Im zweiten Beitrag befasst sich Forst mit Internet und sozialen Medien aus der Sicht der Beschäftigten. Ein wesentliches Thema in diesem Zusammenhang ist das Recht der Beschäftigten auf „Vergessenwerden“, auf welches Forst ausführlich unter Bezugnahme auf Rsp des EuGH eingeht. Erläutert wird auch, inwieweit den Beschäftigten eine Pflicht zur dienstlichen Nutzung von Internet und sozialen Medien treffen kann und inwieweit der AN auf der anderen Seite einen Anspruch auf private Nutzung dienstlicher Infrastruktur hat. Auch Fragen der dienstlichen Nutzung privater Endgeräte durch den Beschäftigten („BYOD“ [„Bring Your Own Device“]) – eine Thematik, die auch hierzulande zunehmend in den Blickpunkt rückt – werden von Forst behandelt.

In der Folge befassen sich Hexel/Hartung in erster Linie mit der Beschaffung von Informationen über den Bewerber durch den potenziellen AG aus Social-Media-Kanälen. Diesbezüglich gibt es diverse rechtliche, vor allem datenschutzrechtliche, Restriktionen. Sehr interessant ist die Darstellung der deutschen Judikatur und Lehre zum Fragerecht des AG bei der Bewerbung, etwa nach Vorstrafen, Vermögensverhältnissen und Krankheiten.

Auch die wichtige Thematik „Soziale Medien aus Sicht der Beschäftigtenvertretungen“ findet Beachtung, und zwar in einem weiteren Beitrag von Forst. Es wird hier anhand der Judikatur auf die Frage eingegangen, welche elektronische Ausstattung (Hardware, Software) der AG dem BR zur Verfügung stellen muss, wobei die entsprechende Grundlage dafür § 40 Abs 2 Betriebsverfassungsgesetz (BetrVG) ist.

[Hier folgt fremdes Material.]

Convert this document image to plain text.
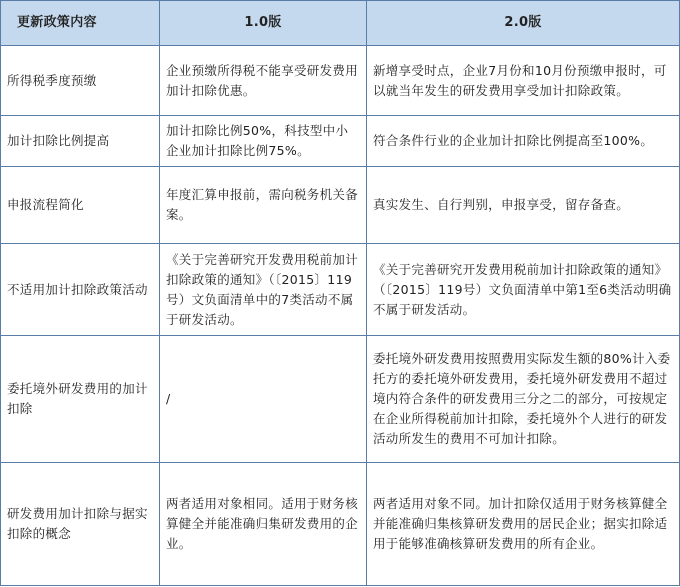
更新政策内容	1.0版	2.0版
所得税季度预缴	企业预缴所得税不能享受研发费用加计扣除优惠。	新增享受时点，企业7月份和10月份预缴申报时，可以就当年发生的研发费用享受加计扣除政策。
加计扣除比例提高	加计扣除比例50%，科技型中小企业加计扣除比例75%。	符合条件行业的企业加计扣除比例提高至100%。
申报流程简化	年度汇算申报前，需向税务机关备案。	真实发生、自行判别，申报享受，留存备查。
不适用加计扣除政策活动	《关于完善研究开发费用税前加计扣除政策的通知》（〔2015〕119号）文负面清单中的7类活动不属于研发活动。	《关于完善研究开发费用税前加计扣除政策的通知》（〔2015〕119号）文负面清单中第1至6类活动明确不属于研发活动。
委托境外研发费用的加计扣除	/	委托境外研发费用按照费用实际发生额的80%计入委托方的委托境外研发费用，委托境外研发费用不超过境内符合条件的研发费用三分之二的部分，可按规定在企业所得税前加计扣除，委托境外个人进行的研发活动所发生的费用不可加计扣除。
研发费用加计扣除与据实扣除的概念	两者适用对象相同。适用于财务核算健全并能准确归集研发费用的企业。	两者适用对象不同。加计扣除仅适用于财务核算健全并能准确归集核算研发费用的居民企业；据实扣除适用于能够准确核算研发费用的所有企业。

Es folgen Ausführungen von Willemsen über Regelungen zur Nutzung von Social Media für AN. Hier wird ein praktischer Leitfaden zur Implementierung solcher Social-Media-Guidelines geboten. Willemsen geht auch darauf ein, inwieweit der AG konkrete Vorgaben zu den Inhalten machen kann, die seine AN in sozialen Netzwerken verbreiten dürfen.

Der Beitrag von Wurth/Kuhn widmet sich der Mitbestimmung des BR bei der Umsetzung von Social-Media-Guidelines. Dieser Beitrag wird durch Musterregelungen abgerundet, die durchaus auch in österreichischen Betrieben als Anregung dienen können, so zB das Muster einer BV zur Nutzung von Social Media.

Traut geht in seinem ersten Beitrag ausführlich auf datenschutzrechtliche Grenzen der Überwachung der Nutzung von Internet und Social Media ein, sein anschließender zweiter Beitrag widmet sich der Mitbestimmung des BR im Zusammenhang mit einer solchen Überwachung. Hier ist vor allem der Tatbestand des § 87 Abs 1 Nr 6 BetrVG einschlägig. Nach einem Beitrag von Pötters zu Social-Media im internationalen Konzern wird das Werk mit Ausführungen von Vossen zu Sanktionen bei unzulässiger Social-Media-Nutzung abgeschlossen. Es geht dabei auch um Äußerungen des AN in sozialen Netzwerken, eine Thematik, zu der in Deutschland bereits reichhaltige Rsp besteht und die auch hierzulande immer mehr an Bedeutung gewinnt (vgl jüngst Pullacher, 264 Social-Media-Aktivitäten als Grund für die Beendigung des Arbeitsverhältnisses [2020] mwN).

Abschließend ist festzuhalten, dass das Buch hochinteressante Beiträge enthält, in denen viel an Judikatur und Literatur angeführt ist. Aber auch die kritische wissenschaftliche Auseinandersetzung mit den diversesten Fragen kommt nicht zu kurz. Wenngleich sich das Werk naturgemäß auf die deutsche Rechtslage konzentriert, kann es dessen ungeachtet auch vom/von der österreichischen RechtsanwenderIn vielfach mit Gewinn herangezogen werden.